Kisah Penumpasan Paraku, TNI dan Rakyat Bersatu Lawan Kaki Tangan Malaysia

Rabu, 07 Agustus 2024 - 07:43 WIB
loading...
Kisah Penumpasan Paraku,...
Tentara Indonesia melatih seorang warga menggunakan senapan untuk membantu penumpasan PGRS/Paraku. Foto/Situs Ind
A A A
Peristiwa pemberangusan Paraku/PGRS (Pasukan Rakyat Kalimantan Utara/Pasukan Gerilya Rakyat Sarawak) pada era 60-an di Indonesia tercatat salah satu pelanggaran HAM. Dilaporkan adanya pembersihan etnis terhadap warga Tionghoa di pedalaman Kalimantan.
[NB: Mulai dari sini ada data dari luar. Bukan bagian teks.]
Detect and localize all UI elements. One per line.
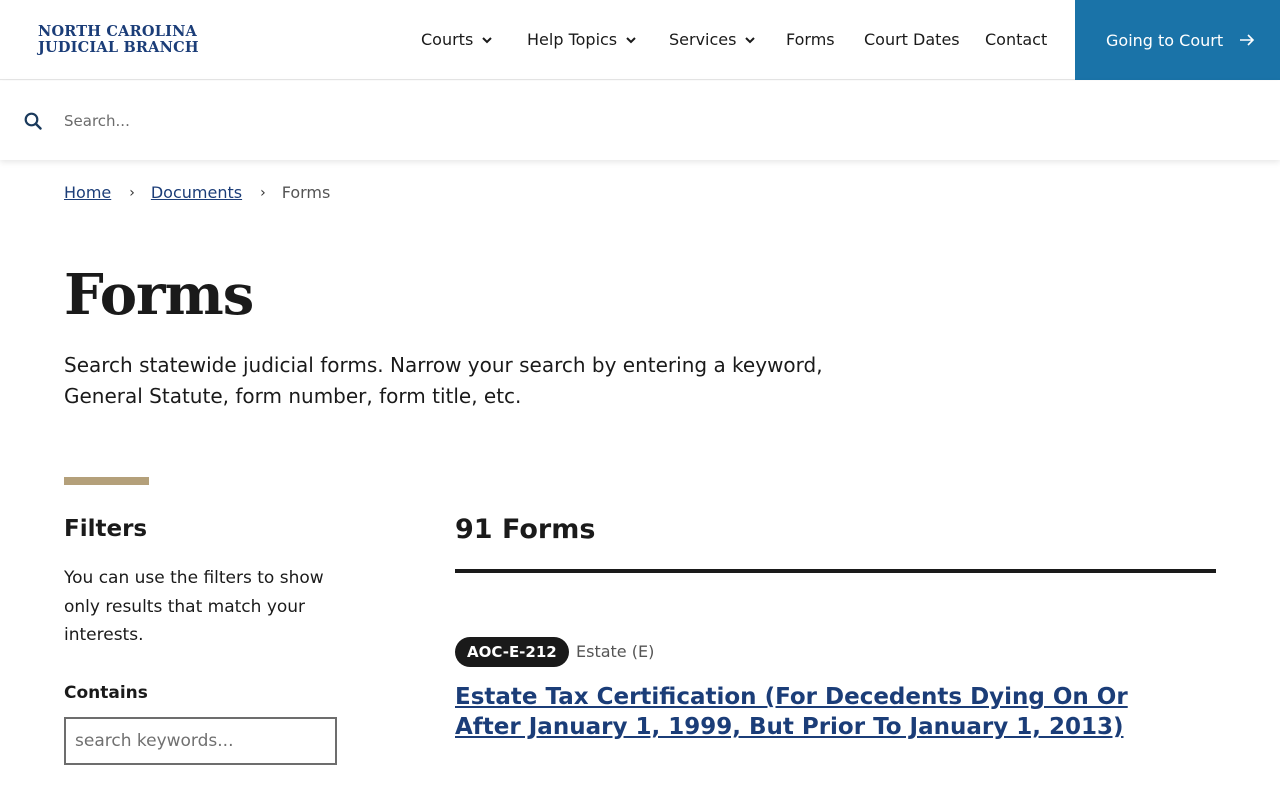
nav-item-label: Help Topics [527,30,618,49]
site-search-bar [0,81,1280,160]
search-icon[interactable] [24,112,42,130]
site-logo[interactable]: NORTH CAROLINA JUDICIAL BRANCH [38,24,199,56]
filters-description: You can use the filters to show only res… [64,568,324,645]
results-count: 91 Forms [455,514,596,545]
nav-item-services[interactable]: Services [669,30,756,49]
chevron-down-icon [482,36,493,43]
chevron-right-icon: › [129,184,135,201]
breadcrumb: Home › Documents › Forms [64,183,330,202]
chevron-down-icon [626,36,636,43]
nav-item-help-topics[interactable]: Help Topics [527,30,637,49]
logo-line-1: NORTH CAROLINA [38,23,197,40]
nav-item-label: Forms [786,30,835,49]
contains-label: Contains [64,683,148,703]
form-code-badge: AOC-E-212 [455,637,569,667]
nav-item-label: Court Dates [864,30,960,49]
filters-accent-bar [64,477,149,485]
breadcrumb-home-link[interactable]: Home [64,183,111,202]
site-search-input[interactable] [64,107,1244,135]
form-category: Estate (E) [576,642,655,661]
nav-item-label: Courts [421,30,474,49]
results-divider [455,569,1216,573]
page-intro: Search statewide judicial forms. Narrow … [64,353,823,408]
chevron-right-icon: › [260,184,266,201]
going-to-court-button[interactable]: Going to Court [1075,0,1280,80]
page-title: Forms [64,262,254,328]
chevron-down-icon [745,36,756,43]
nav-item-label: Contact [985,30,1048,49]
form-title-link[interactable]: Estate Tax Certification (For Decedents … [455,682,1195,742]
filters-title: Filters [64,516,148,542]
arrow-right-icon [1240,34,1255,46]
nav-item-forms[interactable]: Forms [786,30,835,49]
nav-item-court-dates[interactable]: Court Dates [864,30,960,49]
going-to-court-label: Going to Court [1106,30,1224,50]
site-header: NORTH CAROLINA JUDICIAL BRANCH Courts He… [0,0,1280,80]
logo-line-2: JUDICIAL BRANCH [38,39,199,56]
nav-item-contact[interactable]: Contact [985,30,1047,49]
breadcrumb-current: Forms [281,183,331,202]
breadcrumb-documents-link[interactable]: Documents [151,183,242,202]
nav-item-label: Services [669,30,737,49]
keyword-search-input[interactable] [64,717,337,765]
nav-item-courts[interactable]: Courts [421,30,493,49]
Buku "Tandjoengpoera Berdjoeng" tahun 1977 menyebutkan bahwa setidaknya 27.000 orang tewas, 101.700 warga mengungsi, dan 43.425 orang direlokasi ke Pontianak. Awalnya, PGRS/Paraku yang didominasi oleh etnis Tionghoa Kalimantan pada 1962-1964.
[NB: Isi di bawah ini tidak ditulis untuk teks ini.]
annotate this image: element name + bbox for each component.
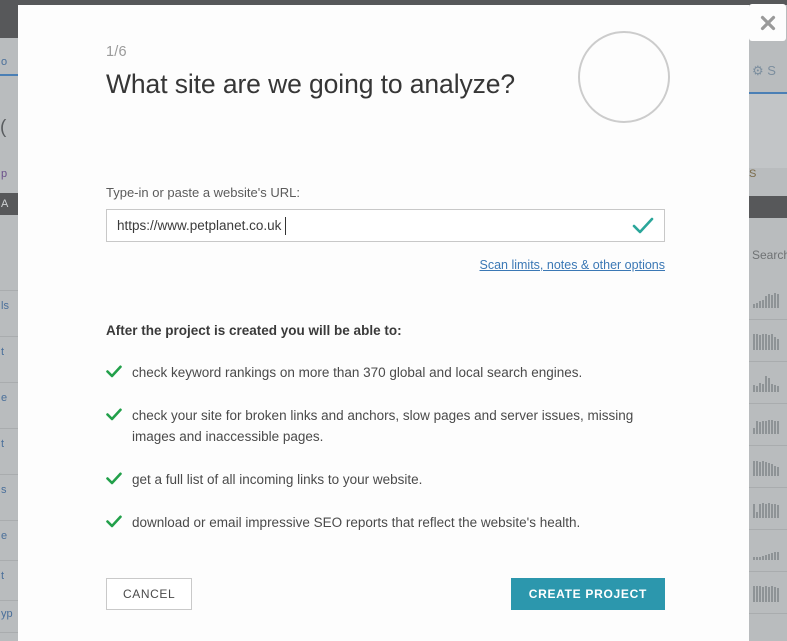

Bersama TNI dan sukarelawan Indonesia, melawan pasukan Malaysia selama konfrontasi Indonesia-Malaysia. Paraku/PGRS merupakan sayap bersenjata dari NKCP (North Kalimantan Communist Party), partai politik komunis di Sarawak, Malaysia.



Mereka terbentuk pada 19 September 1971 di bawah pimpinan Wen Min Chyuan. Pembentukan Paraku-PGRS terkait dengan konfrontasi antara Indonesia dan Malaysia dari 1963 hingga 1966. Pemerintah Indonesia menolak pembentukan Federasi Malaysia yang didukung Inggris.

Wilayah Kalimantan Utara yang merupakan koloni Inggris dimasukkan ke dalam Federasi Malaysia tanpa persetujuan penduduk setempat, termasuk warga Tionghoa yang khawatir akan dominasi warga Melayu Semenanjung Malaya.

Pada 2 Desember 1963, Soebandrio, Wakil Menteri Pertama Indonesia, datang ke Kalimantan Barat untuk kampanye anti-Malaysia dan memperkenalkan Syekh AM Azahari, pemimpin Partai Rakyat Brunei.

Azahari memproklamirkan berdirinya Negara Nasional Kalimantan Utara (NNKU) pada 8 Desember 1962, mencakup Serawak, Brunei, dan Sabah. Pertemuan di Sintang dan Bogor memutuskan pembentukan pasukan bersenjata, cikal bakal PGRS dan Paraku.



Pasukan Paraku yang terdiri dari etnis Tionghoa dan berbagai etnis lain dilatih militer oleh TNI dan sukarelawan Indonesia. Kodam Tanjungpura memberikan pelatihan militer pada sukarelawan SUPP (Sarawak United People Party) dan sukarelawan dari Jakarta di Bengkayang.

Letnan Kolonel Harsono Subardi, mantan Biro Intel POM Kodam XII Tanjungpura, menyatakan bahwa mereka melatih PGRS/Paraku untuk membantu memerdekakan Malaysia.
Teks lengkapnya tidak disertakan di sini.